You may remember from your own childhood that it often wasn’t your parents that you confided in when you faced a problem or felt anxious about something. Aunts and uncles provide a safe haven for children to talk without embarrassment or fear of being punished. Children may hence find it easier to confide in their aunt or uncle, than they do their own parents.
This process of disclosing mishaps or mistakes can begin at a very young age (“I drew on my bedroom wall”), to teenagers (“I’m being bullied at school”), right through to adulthood (“I’m having trouble at work”). It is important, however, that your niece or nephew know that you won’t put up with misconduct, and will express your disapproval of poor behaviour.

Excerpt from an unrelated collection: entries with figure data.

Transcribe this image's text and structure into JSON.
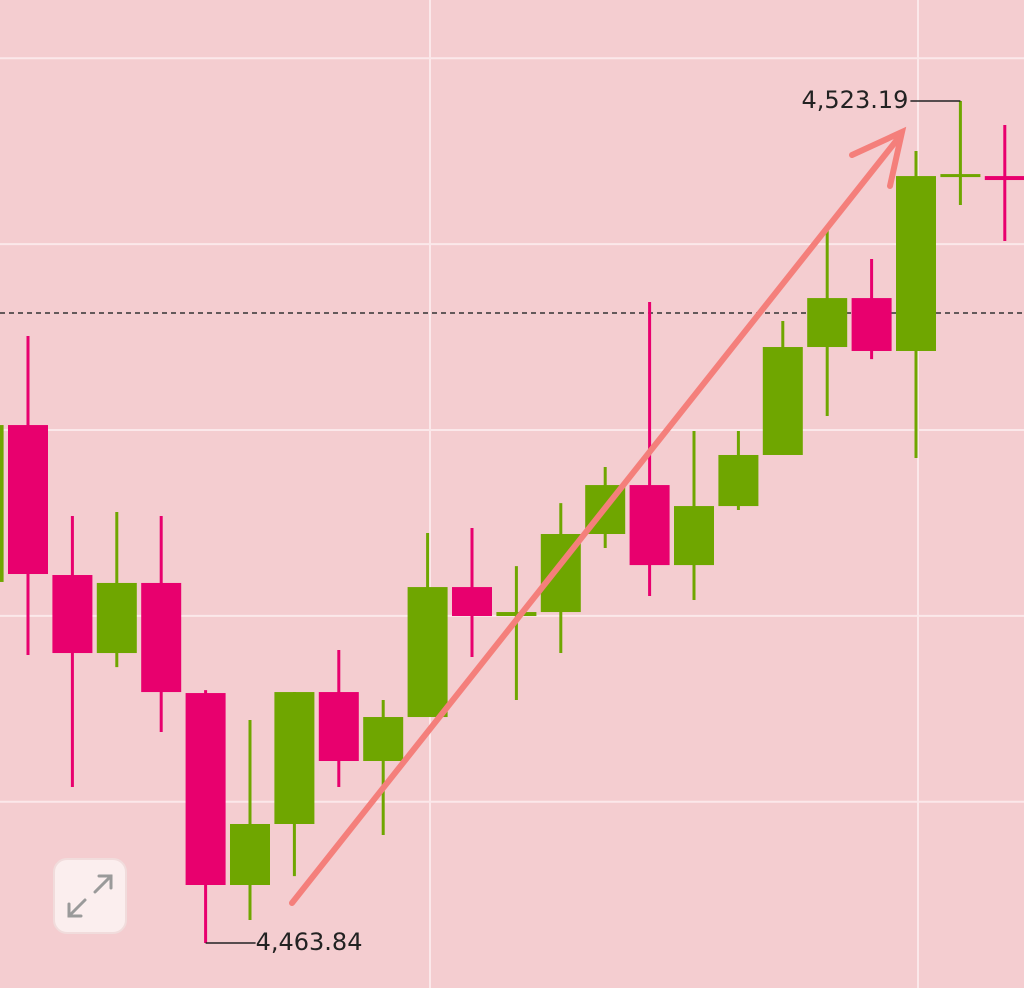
{
  "chart_data": {
    "type": "candlestick",
    "up_color": "#6fa600",
    "down_color": "#e8006e",
    "ylim": [
      4460.67,
      4530.31
    ],
    "ygrid": [
      4526.2,
      4513.1,
      4500.0,
      4486.9,
      4473.8
    ],
    "price_line": 4508.25,
    "candles": [
      {
        "open": 4489.29,
        "high": 4500.35,
        "low": 4489.29,
        "close": 4500.35
      },
      {
        "open": 4500.35,
        "high": 4506.63,
        "low": 4484.14,
        "close": 4489.85
      },
      {
        "open": 4489.78,
        "high": 4493.94,
        "low": 4474.84,
        "close": 4484.28
      },
      {
        "open": 4484.28,
        "high": 4494.22,
        "low": 4483.29,
        "close": 4489.22
      },
      {
        "open": 4489.22,
        "high": 4493.94,
        "low": 4478.71,
        "close": 4481.53
      },
      {
        "open": 4481.46,
        "high": 4481.67,
        "low": 4463.84,
        "close": 4467.93
      },
      {
        "open": 4467.93,
        "high": 4479.56,
        "low": 4465.46,
        "close": 4472.23
      },
      {
        "open": 4472.23,
        "high": 4481.53,
        "low": 4468.56,
        "close": 4481.53
      },
      {
        "open": 4481.53,
        "high": 4484.49,
        "low": 4474.84,
        "close": 4476.67
      },
      {
        "open": 4476.67,
        "high": 4480.97,
        "low": 4471.45,
        "close": 4479.77
      },
      {
        "open": 4479.77,
        "high": 4492.74,
        "low": 4479.77,
        "close": 4488.93
      },
      {
        "open": 4488.93,
        "high": 4493.09,
        "low": 4484.0,
        "close": 4486.89
      },
      {
        "open": 4486.89,
        "high": 4490.41,
        "low": 4480.97,
        "close": 4487.17
      },
      {
        "open": 4487.17,
        "high": 4494.85,
        "low": 4484.28,
        "close": 4492.67
      },
      {
        "open": 4492.67,
        "high": 4497.39,
        "low": 4491.68,
        "close": 4496.12
      },
      {
        "open": 4496.12,
        "high": 4509.02,
        "low": 4488.3,
        "close": 4490.48
      },
      {
        "open": 4490.48,
        "high": 4499.93,
        "low": 4488.02,
        "close": 4494.64
      },
      {
        "open": 4494.64,
        "high": 4499.93,
        "low": 4494.36,
        "close": 4498.24
      },
      {
        "open": 4498.24,
        "high": 4507.68,
        "low": 4498.24,
        "close": 4505.85
      },
      {
        "open": 4505.85,
        "high": 4514.1,
        "low": 4500.99,
        "close": 4509.3
      },
      {
        "open": 4509.3,
        "high": 4512.05,
        "low": 4505.0,
        "close": 4505.57
      },
      {
        "open": 4505.57,
        "high": 4519.67,
        "low": 4498.03,
        "close": 4517.9
      },
      {
        "open": 4517.9,
        "high": 4523.19,
        "low": 4515.86,
        "close": 4518.04
      },
      {
        "open": 4517.9,
        "high": 4521.5,
        "low": 4513.32,
        "close": 4517.62
      }
    ],
    "high_label": {
      "value": 4523.19,
      "label": "4,523.19"
    },
    "low_label": {
      "value": 4463.84,
      "label": "4,463.84"
    }
  }
}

Being an aunt or uncle is a position of privilege; allowing your niece or nephew to talk to you without worrying too much about repercussions or parental disappointment. Children may also value that the advice you give has a higher level of objectivity, compared to their parents. However, rather than letting them get away with something, your response needs to be rational to ensure a positive influence on future behaviour. Being an aunt or uncle puts you in the position of life teacher or role model. Your reaction and advice should encourage them to want to be the best they can going forward. When you lead by example, it’ll be easier for your niece or nephew to see the standards expected of them.
The role of aunt or uncle can even help to bridge gaps that have formed between teenagers and their parents. In difficult situations, you can step in and help children communicate with their parents, acting as their mediator or counsellor.
Whilst an aunt or uncle used to be thought of as a distant relative who sends money in a birthday card once a year, the role is now much more involved. Aunts and uncles often offer things that parents cannot, and this is most noticeable if your niece/nephew shares similar interests. From visiting art galleries, to travelling, or simply enjoying a similar genre of film, aunts and uncles can play an active part in encouraging a child’s interests that their parents may not have had the time or inclination to nurture.
Being an aunt or uncle with a close bond to your niece or nephew will allow you to enjoy watching them grow and develop from a baby, to a child and into an adult. At every stage, you have something different to offer them; fun, guidance, support and friendship.
That, to us, is why being an aunt or uncle is the best thing. Are you an aunt or uncle? What’s it like having nieces and/or nephews?